La Cassazione ha rigettato anche questo motivo. Ha osservato che la Corte d'Appello, al contrario di quanto lamentato dalla società, ha preliminarmente valutato gli elementi giustificativi del recesso prima di giungere alla verifica della natura ritorsiva. Inoltre, le questioni relative all'asserita impossibilità di ricollocare il lavoratore (non giornalista) a causa della dismissione di attività estranee al settore giornalistico sono state superate dal giudicato formatosi sulla nullità del trasferimento del ramo d'azienda.
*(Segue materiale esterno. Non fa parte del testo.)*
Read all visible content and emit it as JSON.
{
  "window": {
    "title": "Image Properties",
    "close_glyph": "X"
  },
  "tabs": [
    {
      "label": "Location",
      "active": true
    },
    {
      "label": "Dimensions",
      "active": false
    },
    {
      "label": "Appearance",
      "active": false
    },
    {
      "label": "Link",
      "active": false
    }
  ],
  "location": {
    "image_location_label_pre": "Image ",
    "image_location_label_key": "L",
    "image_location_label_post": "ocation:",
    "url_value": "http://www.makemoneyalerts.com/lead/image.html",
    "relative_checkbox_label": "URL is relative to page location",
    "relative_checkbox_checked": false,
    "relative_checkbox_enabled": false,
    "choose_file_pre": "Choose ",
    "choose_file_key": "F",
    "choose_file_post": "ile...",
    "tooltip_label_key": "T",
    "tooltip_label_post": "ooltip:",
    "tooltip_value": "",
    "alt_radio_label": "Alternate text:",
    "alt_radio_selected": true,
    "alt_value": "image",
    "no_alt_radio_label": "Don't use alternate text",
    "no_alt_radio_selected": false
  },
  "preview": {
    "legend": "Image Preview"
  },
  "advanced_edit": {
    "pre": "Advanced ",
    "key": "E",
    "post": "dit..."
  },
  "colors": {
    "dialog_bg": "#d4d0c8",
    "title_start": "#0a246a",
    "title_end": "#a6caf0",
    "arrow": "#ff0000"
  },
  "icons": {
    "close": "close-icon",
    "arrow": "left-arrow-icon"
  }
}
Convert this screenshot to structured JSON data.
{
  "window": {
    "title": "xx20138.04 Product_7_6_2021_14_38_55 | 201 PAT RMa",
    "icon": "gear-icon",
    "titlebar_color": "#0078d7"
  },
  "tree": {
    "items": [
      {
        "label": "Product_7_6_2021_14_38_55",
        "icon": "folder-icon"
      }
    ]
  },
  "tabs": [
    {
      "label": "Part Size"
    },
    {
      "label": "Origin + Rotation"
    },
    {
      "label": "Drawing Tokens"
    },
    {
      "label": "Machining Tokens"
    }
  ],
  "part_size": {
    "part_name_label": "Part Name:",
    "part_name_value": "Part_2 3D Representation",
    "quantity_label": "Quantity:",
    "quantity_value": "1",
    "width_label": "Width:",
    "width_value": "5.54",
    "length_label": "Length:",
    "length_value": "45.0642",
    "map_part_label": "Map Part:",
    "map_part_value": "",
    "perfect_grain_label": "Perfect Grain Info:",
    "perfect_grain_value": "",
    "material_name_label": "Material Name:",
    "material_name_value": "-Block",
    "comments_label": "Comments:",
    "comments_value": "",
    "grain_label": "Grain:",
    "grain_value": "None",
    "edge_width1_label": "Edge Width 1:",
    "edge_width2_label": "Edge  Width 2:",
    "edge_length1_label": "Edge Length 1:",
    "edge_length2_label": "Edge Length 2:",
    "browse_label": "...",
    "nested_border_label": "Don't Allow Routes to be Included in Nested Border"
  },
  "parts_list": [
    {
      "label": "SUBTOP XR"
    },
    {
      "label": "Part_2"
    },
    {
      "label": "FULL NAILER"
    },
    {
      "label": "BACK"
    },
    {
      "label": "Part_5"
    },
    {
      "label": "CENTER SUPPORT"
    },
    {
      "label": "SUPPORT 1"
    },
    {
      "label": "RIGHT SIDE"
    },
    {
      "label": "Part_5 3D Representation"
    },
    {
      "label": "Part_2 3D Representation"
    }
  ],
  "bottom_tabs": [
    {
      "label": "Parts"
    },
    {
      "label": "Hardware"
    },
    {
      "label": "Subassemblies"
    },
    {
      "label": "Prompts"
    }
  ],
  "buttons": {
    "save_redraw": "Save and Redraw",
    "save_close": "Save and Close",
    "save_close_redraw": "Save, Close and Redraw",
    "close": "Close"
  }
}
L'Impossibilità della reintegra e i costi aziendali
La società aveva anche argomentato che la reintegra non sarebbe stata possibile perché avrebbe comportato un costo aggiuntivo non previsto. La Cassazione ha respinto tale tesi, ribadendo che si tratta di un costo necessario per adempiere a un ordine del giudice. L'obbligo di reintegra viene meno solo in presenza di cause che impediscano oggettivamente e in modo assoluto il potere di assunzione o lo svolgimento della prestazione. Nel caso di specie, tale ipotesi non era ravvisabile, poiché l'attività editoriale della società era ancora in essere e il dipendente era addetto all'archivio redazionale, inserito nella segreteria di redazione.
La prova del carattere ritorsivo
La Suprema Corte ha poi sottolineato che la prova del carattere ritorsivo del licenziamento grava sul lavoratore. Tuttavia, tale prova può essere ricavata dal giudice di merito valorizzando l'intero complesso degli elementi acquisiti in giudizio, inclusi quelli già considerati per escludere il giustificato motivo oggettivo. Questi elementi, considerati unitariamente e globalmente, possono consentire di raggiungere la prova anche in via presuntiva.
Nella fattispecie, la Corte d'Appello, con un accertamento di fatto ritenuto adeguatamente motivato e insindacabile in sede di legittimità, ha ricostruito la vicenda: ha rilevato l'identico presupposto fattuale dei due licenziamenti, ha escluso la sussistenza del giustificato motivo oggettivo (trasferimento d'azienda dichiarato nullo), e ha ritenuto che il secondo licenziamento avesse lo scopo sostanziale di vanificare il diritto del lavoratore alla reintegra. Ha valutato tutti gli elementi – cronologici, comportamentali, materiali e giurisdizionali – offerti dal lavoratore, concludendo che l'elusione dell'ordine di reintegra era stato il motivo illecito unico e determinante del secondo licenziamento.
Conclusioni della cassazione
Alla luce di tali considerazioni, la Cassazione ha rigettato il ricorso della società. La pronuncia conferma che, in presenza di un accertato intento elusivo di un precedente ordine di reintegra e di un motivo illecito unico e determinante di natura ritorsiva, il licenziamento è nullo. La sentenza sottolinea l'importanza di rispettare i provvedimenti giudiziari e valida l'approccio ermeneutico dei giudici di merito nel valutare il complesso degli elementi probatori per accertare la natura ritorsiva del recesso, anche in via presuntiva. Le questioni sulla natura fraudolenta del licenziamento sono state ritenute superate dalla già accertata ritorsività.